Gremmy Awards 2024: The "Mad" Instro Record

Best "Mad" Instro

This category is probably the most questionable one, but also very fun. Especially this year. The records that go far enough off the beaten path of surf that they don't seem eligible to be discussed in the other categories, but shouldn't go unmentioned. While they're not judged on how weird they are, hearing something new is always fun.

This can also be a hard one to judge since there's basically zero apples to apples comparison. So I try to remind myself of my guiding principle for each category: what do I think I'll listen to and enjoy the most?

And I really want to say, what a great crop for this category this year. Some true breadth, and all of them really fun records. Choosing a winner was really hard as I love them all almost equally.

Honorable Mentions

The Scimitars - Desert Tales

All the way back to the beginning of the genre, surf groups have flirted half-heartedly with middle eastern music, and finally The Scimitars asked it on a date. With a diverse array of stringed instruments, two percussionists and some thunderous bass from Balak, all while keeping one foot planted firmly in surf, this is truly a unique sound. This was a highly anticipated LP and I think it delivered.


The Breeze Blocks - Fire Island

As a one-man project, Breeze Blocks doesn't have the orchestral whizz-bang that many exotica groups have, and that's working just fine. This album seemingly effortless weaves surf, exotica and space-age pop together with a small-scale coziness that feels not-so-much taboo but more ooh (and plenty of zoo-zooo). Admittedly the surf aspect is only a part of the equation and sometimes absent, but surf songwriting feels philosophically present even when it isn't.


Doombox - DBX-1

Sure there are lots of great groups that have used synths and other electronics with surf, but Doombox is unapologetically full of thumpin' drum machines and 8-bit trills, drawing from from Happy Hardcore and Techno. There are bits where the surf element is practically nonexistent, but hopefully by then you're locked in enough to not notice. But is this just electronic music with guitar? Listen to "Night Highway Squadron" and tell me that's not built around a solid surf track. Best served to those that eat a breakfast decorated with marshmallows.


ZeroX - Halloween

After an explosion of rough, experimental EPs in 2021 with flashes of brilliance, ZeroX is back with a full-length Halloween record! Rather than feeling especially spooky, it feels like he tried to cram as much Halloween as he could into a short run-time, but that sort of chaos is his weapon. This sample-bugged surf nightmare sounds something like early Messer Chups/Messer Für Frau Müller Brundle-Fly'd into MOAM, and it never stops throwing curveballs. There's even a pretty enjoyable surf hip-hop track on here!

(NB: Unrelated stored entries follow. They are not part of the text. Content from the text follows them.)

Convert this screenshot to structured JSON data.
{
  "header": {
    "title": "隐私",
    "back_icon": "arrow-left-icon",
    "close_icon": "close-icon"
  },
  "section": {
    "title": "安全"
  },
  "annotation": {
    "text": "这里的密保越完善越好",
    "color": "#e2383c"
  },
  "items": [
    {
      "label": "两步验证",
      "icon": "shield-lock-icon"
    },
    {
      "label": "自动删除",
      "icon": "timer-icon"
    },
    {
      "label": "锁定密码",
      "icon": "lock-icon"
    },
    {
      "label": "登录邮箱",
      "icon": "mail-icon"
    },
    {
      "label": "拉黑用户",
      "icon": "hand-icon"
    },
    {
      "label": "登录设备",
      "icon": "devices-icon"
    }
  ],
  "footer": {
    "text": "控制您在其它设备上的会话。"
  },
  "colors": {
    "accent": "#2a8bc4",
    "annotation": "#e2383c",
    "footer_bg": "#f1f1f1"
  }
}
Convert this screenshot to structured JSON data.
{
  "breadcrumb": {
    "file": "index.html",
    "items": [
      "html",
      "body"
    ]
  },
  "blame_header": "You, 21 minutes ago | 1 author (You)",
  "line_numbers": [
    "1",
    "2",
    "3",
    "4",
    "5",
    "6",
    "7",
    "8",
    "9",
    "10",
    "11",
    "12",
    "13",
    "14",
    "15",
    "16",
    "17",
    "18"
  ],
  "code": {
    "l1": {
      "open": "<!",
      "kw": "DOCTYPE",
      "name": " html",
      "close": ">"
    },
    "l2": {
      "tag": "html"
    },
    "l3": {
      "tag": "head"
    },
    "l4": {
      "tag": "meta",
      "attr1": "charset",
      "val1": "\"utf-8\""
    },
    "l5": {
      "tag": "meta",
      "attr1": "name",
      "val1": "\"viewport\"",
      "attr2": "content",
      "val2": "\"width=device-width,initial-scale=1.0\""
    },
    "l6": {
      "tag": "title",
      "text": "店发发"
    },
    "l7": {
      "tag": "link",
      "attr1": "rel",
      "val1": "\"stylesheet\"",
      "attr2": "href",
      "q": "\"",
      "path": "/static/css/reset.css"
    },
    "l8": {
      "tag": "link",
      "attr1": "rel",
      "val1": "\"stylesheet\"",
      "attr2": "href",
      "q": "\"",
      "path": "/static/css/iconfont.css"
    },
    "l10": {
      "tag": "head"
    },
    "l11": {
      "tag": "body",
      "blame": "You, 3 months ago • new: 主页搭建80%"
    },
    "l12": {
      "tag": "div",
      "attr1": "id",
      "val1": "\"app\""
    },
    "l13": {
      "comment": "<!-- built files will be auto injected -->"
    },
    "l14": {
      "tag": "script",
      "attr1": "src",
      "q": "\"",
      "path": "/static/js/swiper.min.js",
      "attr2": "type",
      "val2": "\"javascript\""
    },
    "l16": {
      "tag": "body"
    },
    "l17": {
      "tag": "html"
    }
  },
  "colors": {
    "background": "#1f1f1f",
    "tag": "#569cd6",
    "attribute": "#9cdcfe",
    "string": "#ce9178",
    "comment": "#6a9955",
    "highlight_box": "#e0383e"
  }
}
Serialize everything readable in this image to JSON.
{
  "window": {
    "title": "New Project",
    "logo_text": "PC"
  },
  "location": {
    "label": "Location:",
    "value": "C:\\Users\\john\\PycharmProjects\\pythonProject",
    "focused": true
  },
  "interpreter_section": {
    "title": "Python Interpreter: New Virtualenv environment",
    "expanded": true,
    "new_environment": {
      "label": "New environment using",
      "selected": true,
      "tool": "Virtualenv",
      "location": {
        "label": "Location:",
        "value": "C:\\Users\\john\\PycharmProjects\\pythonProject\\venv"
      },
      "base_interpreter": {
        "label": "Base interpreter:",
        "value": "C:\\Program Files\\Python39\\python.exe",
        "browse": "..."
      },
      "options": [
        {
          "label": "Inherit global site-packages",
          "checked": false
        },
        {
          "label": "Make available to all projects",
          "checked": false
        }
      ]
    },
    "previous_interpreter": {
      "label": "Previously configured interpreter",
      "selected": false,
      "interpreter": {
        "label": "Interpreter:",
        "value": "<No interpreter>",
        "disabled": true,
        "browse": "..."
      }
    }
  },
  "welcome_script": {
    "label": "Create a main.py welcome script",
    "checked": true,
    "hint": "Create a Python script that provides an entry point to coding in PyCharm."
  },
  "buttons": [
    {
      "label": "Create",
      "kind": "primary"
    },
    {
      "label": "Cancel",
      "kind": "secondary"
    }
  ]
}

La Lom - Los Angeles League of Musicians

I could be wrong, but I trace the resurgence in cumbia to 2007-2008 with the Roots of Chicha compilation and Chicha Libre's album Sonido Amazonico. Cumbia has since gone in a thousand directions, has been embraced by the surf community and has taken on all sorts of hybrid guitarless forms. La Lom resets the clock, back to the more stripped down and low-key style that Chicha Libre and the original groups played. That's not a particularly amazing thing to do, the amazing thing is that it's amazing. These songs are just flat-out beautiful, and with just enough extra in there to set a mood.


And the Gremmy goes to...

Sheverb - She Rides Again

Surf music fans tend to love Spaghetti Western music. I don't even think it needs explaining, I mean "Ghost Riders in the Sky" was a thing in surf music before spaghetti westerns were a thing. So were Sheverb ever really a surf band, or did we just like them enough that we tricked ourselves into thinking they kinda were a little bit? Whatever the case may be, on She Rides Again a lot of the "everb" part of the name has been scaled back for psychedlic fuzz. Well, that may make them even less surf than before, but we tend to like fuzz too.

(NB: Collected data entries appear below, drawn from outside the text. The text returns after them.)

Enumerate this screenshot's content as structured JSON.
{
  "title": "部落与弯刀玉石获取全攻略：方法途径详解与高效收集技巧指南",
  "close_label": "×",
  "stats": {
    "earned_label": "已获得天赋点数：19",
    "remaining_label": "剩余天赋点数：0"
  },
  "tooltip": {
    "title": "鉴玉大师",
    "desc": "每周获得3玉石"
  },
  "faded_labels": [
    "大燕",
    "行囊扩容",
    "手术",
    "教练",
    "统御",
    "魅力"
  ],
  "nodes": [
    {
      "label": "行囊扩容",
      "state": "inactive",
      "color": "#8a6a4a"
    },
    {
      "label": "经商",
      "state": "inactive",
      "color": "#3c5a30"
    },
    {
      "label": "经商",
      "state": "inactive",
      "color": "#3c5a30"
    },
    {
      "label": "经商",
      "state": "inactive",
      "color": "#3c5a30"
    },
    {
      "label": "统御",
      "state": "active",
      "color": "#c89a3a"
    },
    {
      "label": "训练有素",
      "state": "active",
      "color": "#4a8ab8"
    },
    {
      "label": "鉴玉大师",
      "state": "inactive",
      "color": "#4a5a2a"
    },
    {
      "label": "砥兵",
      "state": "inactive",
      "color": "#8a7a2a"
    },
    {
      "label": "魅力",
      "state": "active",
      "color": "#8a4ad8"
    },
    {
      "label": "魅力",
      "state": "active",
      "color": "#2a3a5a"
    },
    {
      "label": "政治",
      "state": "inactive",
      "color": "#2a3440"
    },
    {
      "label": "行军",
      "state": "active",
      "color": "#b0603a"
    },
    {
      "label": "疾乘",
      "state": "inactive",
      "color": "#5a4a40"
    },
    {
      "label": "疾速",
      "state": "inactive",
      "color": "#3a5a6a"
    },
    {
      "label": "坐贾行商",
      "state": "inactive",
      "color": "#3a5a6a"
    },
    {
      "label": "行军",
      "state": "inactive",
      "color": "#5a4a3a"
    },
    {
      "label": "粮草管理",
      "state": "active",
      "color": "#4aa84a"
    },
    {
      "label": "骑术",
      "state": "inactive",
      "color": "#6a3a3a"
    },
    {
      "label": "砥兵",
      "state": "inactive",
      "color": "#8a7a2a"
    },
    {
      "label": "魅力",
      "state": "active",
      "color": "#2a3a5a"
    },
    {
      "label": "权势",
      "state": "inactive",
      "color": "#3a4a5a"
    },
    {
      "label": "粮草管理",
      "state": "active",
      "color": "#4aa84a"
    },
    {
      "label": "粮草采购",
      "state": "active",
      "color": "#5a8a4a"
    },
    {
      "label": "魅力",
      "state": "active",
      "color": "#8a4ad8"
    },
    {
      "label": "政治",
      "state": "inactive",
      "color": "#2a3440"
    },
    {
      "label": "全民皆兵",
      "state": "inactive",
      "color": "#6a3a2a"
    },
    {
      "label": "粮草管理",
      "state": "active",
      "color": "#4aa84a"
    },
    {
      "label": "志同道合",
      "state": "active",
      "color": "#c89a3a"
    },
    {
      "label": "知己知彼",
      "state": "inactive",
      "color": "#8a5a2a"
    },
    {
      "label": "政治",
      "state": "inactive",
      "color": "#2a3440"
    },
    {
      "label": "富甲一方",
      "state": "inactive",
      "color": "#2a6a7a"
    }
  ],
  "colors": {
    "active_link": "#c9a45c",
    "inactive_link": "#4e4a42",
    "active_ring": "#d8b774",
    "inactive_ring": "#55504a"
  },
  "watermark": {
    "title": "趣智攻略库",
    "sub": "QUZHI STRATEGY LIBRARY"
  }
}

In fact, I dont' think we should even talk about what this album is, because I think it's about what it wants. Spaghetti Western, surf, psych, doom, just different shaped brushes to paint a swirling hallucination of a strange desert landscape. Just as anything that lives in the desert needs to adapt to it, this feels like the version of Sheverb that they've been learning to become in order to thrive.The result is a fully instrumental, guitar-based piece that is less a story as much as a 45 minute exploration of a strange place full of stories. I get lost in this album, find new things I hadn't noticed, see tracks in a different light. But when I'm in, I'm in. It grabs my attention, and rewards it with hypnotic moments like "Doom Bloom".